A 3.0 kg block rests on a 30° slope and is attached by a string of negligible mass to a solid drum of mass 0.85 kg and radius 5.0 cm, as shown in Fig. 10.29. When released, the block accelerates down the slope at 1.4 m/s2. What is the coefficient of friction between block and slope?

I've attached the diagram below. I've managed to find the answer, but I don't understand why the tension coming from the torque is T = IA/R^2, instead of just T = IA.

Thanks for the help!

Relevant Equations

T = IA / R^2

 

[haruspex]

For one thing, T=Ia would be dimensionally wrong.

If the tension is T and the drum has radius r, what torque does the tension exert on the drum?
What equation relates the torque to I and to the angular acceleration, α?
What equation relates α to the radius and to the linear acceleration ?
Can you combine those to get the equation that puzzles you?

 

[KittyCat1534]

For one thing, T=Ia would be dimensionally wrong.
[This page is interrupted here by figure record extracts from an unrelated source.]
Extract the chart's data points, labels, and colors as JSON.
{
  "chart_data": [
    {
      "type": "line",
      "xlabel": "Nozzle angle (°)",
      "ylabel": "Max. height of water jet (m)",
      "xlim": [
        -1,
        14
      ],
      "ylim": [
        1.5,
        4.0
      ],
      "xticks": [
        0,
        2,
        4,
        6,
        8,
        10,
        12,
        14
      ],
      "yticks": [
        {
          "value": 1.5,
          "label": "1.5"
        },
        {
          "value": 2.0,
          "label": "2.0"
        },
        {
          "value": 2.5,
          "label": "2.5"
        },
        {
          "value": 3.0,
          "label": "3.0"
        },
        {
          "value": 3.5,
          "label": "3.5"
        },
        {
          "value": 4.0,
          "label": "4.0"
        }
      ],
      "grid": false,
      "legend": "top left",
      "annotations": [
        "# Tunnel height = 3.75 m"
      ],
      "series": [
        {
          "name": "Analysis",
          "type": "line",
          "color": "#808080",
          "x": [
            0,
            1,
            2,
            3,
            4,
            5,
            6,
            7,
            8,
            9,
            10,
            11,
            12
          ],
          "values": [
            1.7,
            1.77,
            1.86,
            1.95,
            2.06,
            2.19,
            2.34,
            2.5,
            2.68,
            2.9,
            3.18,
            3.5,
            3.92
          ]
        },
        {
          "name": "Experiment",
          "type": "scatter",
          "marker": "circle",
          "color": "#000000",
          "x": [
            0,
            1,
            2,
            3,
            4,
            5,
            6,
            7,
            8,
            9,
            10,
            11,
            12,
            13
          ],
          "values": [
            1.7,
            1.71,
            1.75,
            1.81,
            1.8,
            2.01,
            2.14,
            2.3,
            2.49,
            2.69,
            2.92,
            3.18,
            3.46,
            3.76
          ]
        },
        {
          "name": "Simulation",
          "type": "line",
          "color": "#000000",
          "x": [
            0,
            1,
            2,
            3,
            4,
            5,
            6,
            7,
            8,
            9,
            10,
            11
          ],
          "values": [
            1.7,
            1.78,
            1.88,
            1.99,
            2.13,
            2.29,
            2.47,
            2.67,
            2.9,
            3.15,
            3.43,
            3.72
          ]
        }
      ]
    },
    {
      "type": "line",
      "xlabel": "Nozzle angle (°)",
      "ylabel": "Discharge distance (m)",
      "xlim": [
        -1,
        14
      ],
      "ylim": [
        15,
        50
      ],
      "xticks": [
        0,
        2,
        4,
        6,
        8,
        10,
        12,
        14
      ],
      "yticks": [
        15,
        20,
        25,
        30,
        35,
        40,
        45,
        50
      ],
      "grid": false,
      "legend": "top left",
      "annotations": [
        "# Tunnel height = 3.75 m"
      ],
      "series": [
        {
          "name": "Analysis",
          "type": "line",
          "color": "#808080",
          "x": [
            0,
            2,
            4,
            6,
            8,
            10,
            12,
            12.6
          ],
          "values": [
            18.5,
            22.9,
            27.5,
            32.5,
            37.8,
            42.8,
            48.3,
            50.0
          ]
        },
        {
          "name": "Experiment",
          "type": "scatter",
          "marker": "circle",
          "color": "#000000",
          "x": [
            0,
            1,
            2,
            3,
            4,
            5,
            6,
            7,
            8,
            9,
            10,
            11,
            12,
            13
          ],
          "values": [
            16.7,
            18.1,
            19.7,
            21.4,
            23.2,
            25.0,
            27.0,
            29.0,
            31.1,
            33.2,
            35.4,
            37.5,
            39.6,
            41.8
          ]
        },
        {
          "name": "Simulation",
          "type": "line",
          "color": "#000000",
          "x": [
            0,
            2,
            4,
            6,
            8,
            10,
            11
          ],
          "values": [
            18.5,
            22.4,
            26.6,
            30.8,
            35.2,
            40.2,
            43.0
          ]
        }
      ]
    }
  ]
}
If the tension is T and the drum has radius r, what torque does the tension exert on the drum?
What equation relates the torque to I and to the angular acceleration, α?
What equation relates α to the radius and to the linear acceleration ?
Can you combine those to get the equation that puzzles you?

@haruspex
I'm sorry for the late reply, I believe that the equation which relates the torque to I and the angular acceleration is T = Ia. And since the linear acceleration is that of a tangent to the drum, linear acceleration = a/r. I combine those to get the equation T = (Ia)/r. Is this correct?

 

[haruspex]

the equation which relates the torque to I and the angular acceleration is T = Ia.

In standard use of variable names, that would be $\tau=I\alpha$.
In the equation you queried, $T=\frac{Ia}{r^2}$, T is tension, not torque, and a is linear acceleration, not angular acceleration.

Dimensionally,
[T]=MLT^-2
[τ]=ML²T^-2
[a]=LT^-2
[α]=T^-2
[r]=L
[ I]=MR²
Use those to check the equations in post #1.

linear acceleration = a/r

Here you are using a to mean angular acceleration, right? So in the above you are saying $a=\frac{\alpha}r$? No, that's backwards: $a=r\alpha$.